In Dovetail’s two-stage pipeline, the head stage protects from interrupts by disabling them in the CPU’s status register as usual, while the root stage disables interrupts only virtually. A stage for which interrupts are disabled is said to be stalled. Conversely, unstalling a stage means re-enabling interrupts for it.

Obviously, stalling the head stage implicitly means disabling further IRQ receipts for the root stage too.

Interrupt deferral for the root stage

When the root stage is stalled because the virtual interrupt disable flag is set, any IRQ event which was not immediately delivered to the head stage is recorded into a per-CPU log, postponing delivery to the in-band kernel handler.

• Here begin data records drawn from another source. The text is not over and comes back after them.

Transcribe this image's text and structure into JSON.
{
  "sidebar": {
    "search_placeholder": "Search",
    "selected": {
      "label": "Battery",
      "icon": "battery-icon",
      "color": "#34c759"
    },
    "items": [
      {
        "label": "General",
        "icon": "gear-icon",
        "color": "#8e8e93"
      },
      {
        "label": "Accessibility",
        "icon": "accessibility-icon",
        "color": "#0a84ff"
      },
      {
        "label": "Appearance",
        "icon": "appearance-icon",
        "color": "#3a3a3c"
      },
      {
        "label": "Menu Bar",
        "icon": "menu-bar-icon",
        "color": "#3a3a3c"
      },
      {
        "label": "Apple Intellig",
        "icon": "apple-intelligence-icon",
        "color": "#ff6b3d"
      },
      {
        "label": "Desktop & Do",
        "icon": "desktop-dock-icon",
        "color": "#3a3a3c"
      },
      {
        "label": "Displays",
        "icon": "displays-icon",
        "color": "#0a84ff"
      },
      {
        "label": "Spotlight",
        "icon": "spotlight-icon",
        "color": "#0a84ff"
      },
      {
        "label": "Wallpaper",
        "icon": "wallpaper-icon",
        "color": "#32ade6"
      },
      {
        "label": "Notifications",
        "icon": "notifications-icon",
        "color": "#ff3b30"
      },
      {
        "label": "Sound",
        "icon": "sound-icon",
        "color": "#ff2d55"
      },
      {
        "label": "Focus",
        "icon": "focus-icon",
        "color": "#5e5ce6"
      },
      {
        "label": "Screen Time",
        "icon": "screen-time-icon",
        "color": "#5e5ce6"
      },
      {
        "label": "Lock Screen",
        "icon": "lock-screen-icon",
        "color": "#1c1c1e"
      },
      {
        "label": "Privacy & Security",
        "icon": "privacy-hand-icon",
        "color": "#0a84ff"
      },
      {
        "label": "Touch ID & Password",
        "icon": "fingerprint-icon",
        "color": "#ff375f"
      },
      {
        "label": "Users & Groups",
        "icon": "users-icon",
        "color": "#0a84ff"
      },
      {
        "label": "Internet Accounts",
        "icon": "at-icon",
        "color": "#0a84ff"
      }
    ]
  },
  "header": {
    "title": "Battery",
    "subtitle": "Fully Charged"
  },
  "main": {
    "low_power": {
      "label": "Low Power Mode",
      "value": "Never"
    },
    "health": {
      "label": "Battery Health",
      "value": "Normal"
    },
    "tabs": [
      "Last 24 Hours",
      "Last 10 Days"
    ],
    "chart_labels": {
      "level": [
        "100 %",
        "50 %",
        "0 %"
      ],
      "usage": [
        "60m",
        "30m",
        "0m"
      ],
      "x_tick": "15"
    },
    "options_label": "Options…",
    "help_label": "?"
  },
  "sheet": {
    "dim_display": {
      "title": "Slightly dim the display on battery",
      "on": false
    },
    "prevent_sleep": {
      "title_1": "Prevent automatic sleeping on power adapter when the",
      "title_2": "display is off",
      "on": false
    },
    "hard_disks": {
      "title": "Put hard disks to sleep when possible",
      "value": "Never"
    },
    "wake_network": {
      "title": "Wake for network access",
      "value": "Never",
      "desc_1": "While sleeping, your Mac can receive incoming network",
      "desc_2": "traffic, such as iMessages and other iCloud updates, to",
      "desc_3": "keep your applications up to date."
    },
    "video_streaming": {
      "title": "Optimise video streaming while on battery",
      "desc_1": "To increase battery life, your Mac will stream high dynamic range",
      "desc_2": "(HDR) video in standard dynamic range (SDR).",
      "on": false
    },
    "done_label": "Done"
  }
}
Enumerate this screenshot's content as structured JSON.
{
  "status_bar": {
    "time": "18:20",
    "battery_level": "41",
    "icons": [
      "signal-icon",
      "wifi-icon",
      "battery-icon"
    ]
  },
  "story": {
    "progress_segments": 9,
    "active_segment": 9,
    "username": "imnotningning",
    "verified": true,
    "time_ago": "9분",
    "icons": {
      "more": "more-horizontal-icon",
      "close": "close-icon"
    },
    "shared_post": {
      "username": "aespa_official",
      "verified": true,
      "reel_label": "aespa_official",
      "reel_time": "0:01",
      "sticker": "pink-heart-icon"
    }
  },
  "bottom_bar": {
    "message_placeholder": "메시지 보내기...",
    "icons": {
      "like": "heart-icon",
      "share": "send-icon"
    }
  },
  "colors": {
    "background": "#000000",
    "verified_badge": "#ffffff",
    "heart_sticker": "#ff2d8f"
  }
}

Such delivery is deferred until the in-band kernel code clears the virtual interrupt disable flag by calling local_irq_enable() or any of its variants, which unstalls the root stage. When this happens, the interrupt state is resynchronized by playing the log, firing the in-band handlers for which an IRQ event is pending.

   /* Both stages unstalled on entry */
   local_irq_save(flags);
   <IRQx received: no out-of-band handler>
       (pipeline logs IRQx event)
   ...
   local_irq_restore(flags);
       (pipeline plays IRQx event)
            handle_IRQx_interrupt();

If the root stage is unstalled at the time of the IRQ receipt, the in-band handler is immediately invoked, just like with the non-pipelined IRQ model.

All interrupts are (seemingly) NMIs

From the standpoint of the in-band kernel code (i.e. the one running over the root interrupt stage) , the interrupt pipelining logic virtually turns all device IRQs into NMIs, for running out-of-band handlers.

For this reason, out-of-band code may generally NOT re-enter in-band code, for preventing creepy situations like this one:

   /* in-band context */
   spin_lock_irqsave(&lock, flags);
      <IRQx received: out-of-band handler installed>
         handle_oob_event();
            /* attempted re-entry to in-band from out-of-band. */
            in_band_routine();
               spin_lock_irqsave(&lock, flags);
               <DEADLOCK>
               ...
            ...
         ...
   ...
   spin_unlock irqrestore(&lock, flags);

Even in absence of an attempt to get a spinlock recursively, the outer in-band code in the example above is entitled to assume that no access race can occur on the current CPU while interrupts are masked. Re-entering in-band code from an out-of-band handler would invalidate this assumption.

In rare cases, we may need to fix up the in-band kernel routines in order to allow out-of-band handlers to call them. Typically, atomic helpers are such routines, which serialize in-band and out-of-band callers.

For all other cases, the IRQ work API is available for scheduling the execution of a routine from the head stage, which will be invoked later from the root stage as soon as it gets back in control on the current CPU.